If you really knew.
If you really knew just how hurt I was by this, you’d be so broken and hurt that I wouldn’t be able to forgive myself.
You’ve got me crying every night, no matter what. It’s as if I can’t pull myself away from these thoughts of the past, and these thoughts of how your life must be without me. As I’m typing this right now, I’m already crying. Every night, there’s always a stray thought that makes its way into my present mind, and then it leads to other thoughts of the past, and all our memories together.
You’ve got me crying in my sleep, and I don’t even remember what I dreamt about. Every morning when I wake up, there are tear tracks and crusts around my eyes, and sometimes, my eyes are even swollen. But I sleep late most of the time anyways, because I’m too caught up in trying to distract myself from you.

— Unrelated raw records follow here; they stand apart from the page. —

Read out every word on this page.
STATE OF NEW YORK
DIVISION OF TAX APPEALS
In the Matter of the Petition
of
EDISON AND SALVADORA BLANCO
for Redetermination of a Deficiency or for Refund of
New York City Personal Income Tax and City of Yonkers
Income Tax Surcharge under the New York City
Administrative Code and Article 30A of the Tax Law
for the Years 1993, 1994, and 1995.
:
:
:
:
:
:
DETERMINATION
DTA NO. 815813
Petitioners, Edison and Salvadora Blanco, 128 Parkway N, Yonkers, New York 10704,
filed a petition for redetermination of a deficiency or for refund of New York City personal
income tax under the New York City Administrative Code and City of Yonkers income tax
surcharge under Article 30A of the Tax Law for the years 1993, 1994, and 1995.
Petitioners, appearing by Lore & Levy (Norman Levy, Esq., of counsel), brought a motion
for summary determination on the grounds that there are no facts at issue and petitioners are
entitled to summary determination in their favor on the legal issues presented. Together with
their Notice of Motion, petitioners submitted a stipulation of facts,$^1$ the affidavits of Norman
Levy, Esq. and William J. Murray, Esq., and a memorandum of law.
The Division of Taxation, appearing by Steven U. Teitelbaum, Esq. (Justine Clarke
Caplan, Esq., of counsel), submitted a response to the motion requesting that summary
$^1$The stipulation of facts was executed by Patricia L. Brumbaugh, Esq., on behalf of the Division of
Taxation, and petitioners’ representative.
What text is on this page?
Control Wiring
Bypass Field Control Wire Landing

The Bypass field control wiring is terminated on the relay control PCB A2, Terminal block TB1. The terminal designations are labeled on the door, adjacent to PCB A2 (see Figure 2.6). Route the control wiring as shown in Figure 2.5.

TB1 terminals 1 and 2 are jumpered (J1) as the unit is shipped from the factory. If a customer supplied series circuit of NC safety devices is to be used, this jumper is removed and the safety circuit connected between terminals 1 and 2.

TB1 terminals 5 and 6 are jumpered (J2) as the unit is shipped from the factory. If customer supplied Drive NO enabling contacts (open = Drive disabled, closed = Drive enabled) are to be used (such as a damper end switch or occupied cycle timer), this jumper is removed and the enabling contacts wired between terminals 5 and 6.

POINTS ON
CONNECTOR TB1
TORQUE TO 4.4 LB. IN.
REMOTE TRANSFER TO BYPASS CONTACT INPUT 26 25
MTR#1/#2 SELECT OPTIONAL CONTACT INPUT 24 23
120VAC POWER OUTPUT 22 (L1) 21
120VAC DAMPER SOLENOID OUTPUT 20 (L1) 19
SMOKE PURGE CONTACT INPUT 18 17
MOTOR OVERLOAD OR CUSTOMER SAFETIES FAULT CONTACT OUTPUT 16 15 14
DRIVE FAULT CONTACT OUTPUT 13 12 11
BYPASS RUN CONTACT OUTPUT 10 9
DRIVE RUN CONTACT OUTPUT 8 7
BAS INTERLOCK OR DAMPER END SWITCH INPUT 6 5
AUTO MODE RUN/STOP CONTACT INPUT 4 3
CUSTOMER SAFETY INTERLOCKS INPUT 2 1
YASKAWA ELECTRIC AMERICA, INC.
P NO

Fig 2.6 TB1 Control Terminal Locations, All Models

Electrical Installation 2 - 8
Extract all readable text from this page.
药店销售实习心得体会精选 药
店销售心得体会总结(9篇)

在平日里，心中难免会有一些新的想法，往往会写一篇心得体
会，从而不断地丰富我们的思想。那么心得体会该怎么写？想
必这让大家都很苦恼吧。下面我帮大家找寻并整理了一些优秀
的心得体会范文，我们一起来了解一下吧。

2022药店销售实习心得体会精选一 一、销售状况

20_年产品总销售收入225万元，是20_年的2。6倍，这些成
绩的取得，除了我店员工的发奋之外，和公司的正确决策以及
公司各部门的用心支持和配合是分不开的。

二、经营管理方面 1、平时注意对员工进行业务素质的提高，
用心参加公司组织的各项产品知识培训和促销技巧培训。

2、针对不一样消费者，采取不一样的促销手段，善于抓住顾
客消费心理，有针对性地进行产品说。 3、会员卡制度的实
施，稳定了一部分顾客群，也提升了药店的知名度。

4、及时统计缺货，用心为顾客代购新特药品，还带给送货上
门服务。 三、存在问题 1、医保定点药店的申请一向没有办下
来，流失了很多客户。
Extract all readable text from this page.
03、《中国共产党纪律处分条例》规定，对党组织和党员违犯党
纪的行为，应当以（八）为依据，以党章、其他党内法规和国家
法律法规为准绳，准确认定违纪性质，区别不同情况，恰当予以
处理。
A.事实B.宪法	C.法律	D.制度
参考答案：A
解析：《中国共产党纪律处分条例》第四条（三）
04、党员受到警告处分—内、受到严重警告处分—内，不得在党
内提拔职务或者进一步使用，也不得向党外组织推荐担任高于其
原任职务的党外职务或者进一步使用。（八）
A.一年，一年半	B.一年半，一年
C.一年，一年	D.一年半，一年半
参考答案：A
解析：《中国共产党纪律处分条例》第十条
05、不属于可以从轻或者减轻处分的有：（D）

You’ve got me thinking about the past and how much I miss you every single second that my mind isn’t occupied with something else. This includes when I have no classes or friends around, when I’m on the bus on my way to class, when I’m awake at night trying to distract myself from you. Thoughts of you enter my mind like they’re moths drawn to a flame.
You’ve got me feeling incomplete. You know that phrase, “You complete me”?? Well, that’s what you did for me. You completed me, no matter if we were arguing, having fun, just lying on your or my bed, dancing together, or just talking. I feel as though, I’m missing part of me, like I’m swimming in an ocean of my life, searching for that lighthouse that will guide me to you.
You’ve got me hoping. Every day, I pray, I wish, I HOPE that you’ll come back to me, that you’ll change your mind, and we can be together again. Every day, I’m waiting for your text message, phone call, IM, saying that you changed your mind. This hope… is what’s killing me slowly from the inside. This last thread of hope stops me from living my life to the fullest, and yet, I don’t want it to disappear. Because once it disappears, I’ve lost you completely.
If only you knew how much this hurts me. Just how shattered my heart is, and just how broken I am. If only you knew just how long it is going to take me to get over you. I keep telling you and everyone else around me that I’m getting over you. But truth is; it’s barely happening. I’m just trying to convince you, everyone else, and especially myself that I’m getting over you.